Weighing on the Productivity and the Profitability

  •  As we compared several CPO players as seen on exhibit 02, AALI managed to stay on the top ranks on profitability and productivity frontier with CPO yield at 4.98 ton/ha and IDR92.64 mn.
  •  However, DSNG has proven to be the most productive and profitable despite having a lower planted area than AALI and LSIP. This is supported by DSNG’s largely young and prime mature plantation.
  •  LSIP is on the lower spot, a tad below the peer’s average, as their productivity decrease due to an older plantation compared to peers. Replanting is still carried out, but it will take years to wait for the plants to mature.
  •  SIMP came out as the lowest in comparison. While having the most extensive planted area, it couldn't keep up the productivity due to older plants, hence being the least profitable.

 

CPO Price still Flashing Green

  •  CPO price has broken another all-time high record in 10 years reaching RM4,060/ton (+74.10 YoY/+12.78% YTD) which signals that the price is on the rise again.
  •  The decline earlier this year was probably seasonal, as seen on the seasonality chart (exhibit 04), but CPO already went out of the pattern in February 2021.
  •  Since La Nina is predicted to last until May/June this year, means there are three month of potential strengthening on CPO price.
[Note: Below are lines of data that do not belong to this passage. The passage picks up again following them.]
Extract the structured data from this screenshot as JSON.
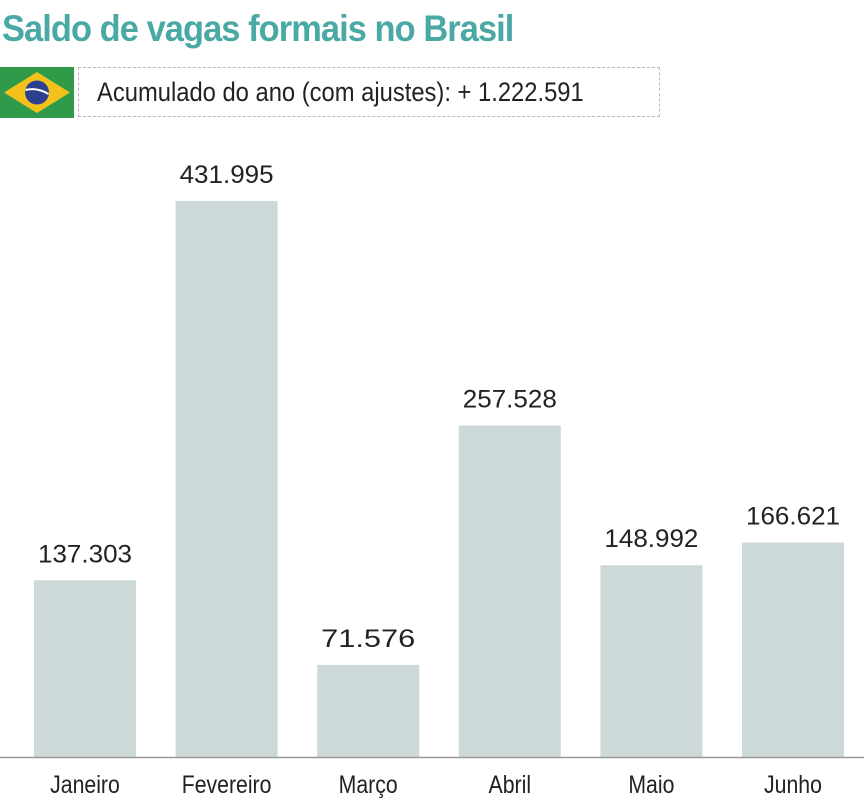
{
  "title": "Saldo de vagas formais no Brasil",
  "subtitle": "Acumulado do ano (com ajustes): + 1.222.591",
  "flag_icon": "brazil-flag-icon",
  "colors": {
    "title": "#4aa9a5",
    "bar": "#cdd8d8",
    "axis": "#999999",
    "text": "#222222"
  },
  "chart_data": {
    "type": "bar",
    "title": "Saldo de vagas formais no Brasil",
    "xlabel": "",
    "ylabel": "",
    "categories": [
      "Janeiro",
      "Fevereiro",
      "Março",
      "Abril",
      "Maio",
      "Junho"
    ],
    "values": [
      137303,
      431995,
      71576,
      257528,
      148992,
      166621
    ],
    "labels": [
      "137.303",
      "431.995",
      "71.576",
      "257.528",
      "148.992",
      "166.621"
    ],
    "ylim": [
      0,
      431995
    ],
    "grid": false
  }
}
But do watchout for April as the seasonality chart is showing a decline for five years in a row.
  •  Nonetheless, soybean oil also got hit by the La Nina, surging up by +67.06% since October 2020 to around USD54/lbs which would encourage a switch to other oils, preferably CPO.
  •  If the incline persists supported by supply shortage, CPO might hit it’s highest price at RM4,330/ton which happened on La Nina in FY08.

 

Maintain OVERWEIGHT Recommendation with top Picks: AALI and LSIP

Our outlook remains OVERWEIGHT for the plantation sector along with the abolishment of CPO import duty in Switzerland which gave positive signal for the CPO outlook in Europe. We estimate the CPO price will still stand at RM3,900 to RM4,000 per ton in FY21E. We also maintain our BUY recommendations for AALI (TP: IDR14,350) and LSIP (TP: IDR1,920). Fundamentally, AALI’s performance, productivity and profitability is better but the stock movement was slower due to a bigger market cap. On the other hand, LSIP still booked a great performance though not as great as AALI, yet the stock price is more reflecting the growth of CPO price, therefore we believe there is a bigger upside for LSIP. DSNG is also a lucrative investment choice, being the leader in ESG as well as in production and profit while the TP is still under review. Currently,LSIP is trading close to -0.5STD with 0.99x PBV, while AALI is trading close to -1STD with 1.15x PBV.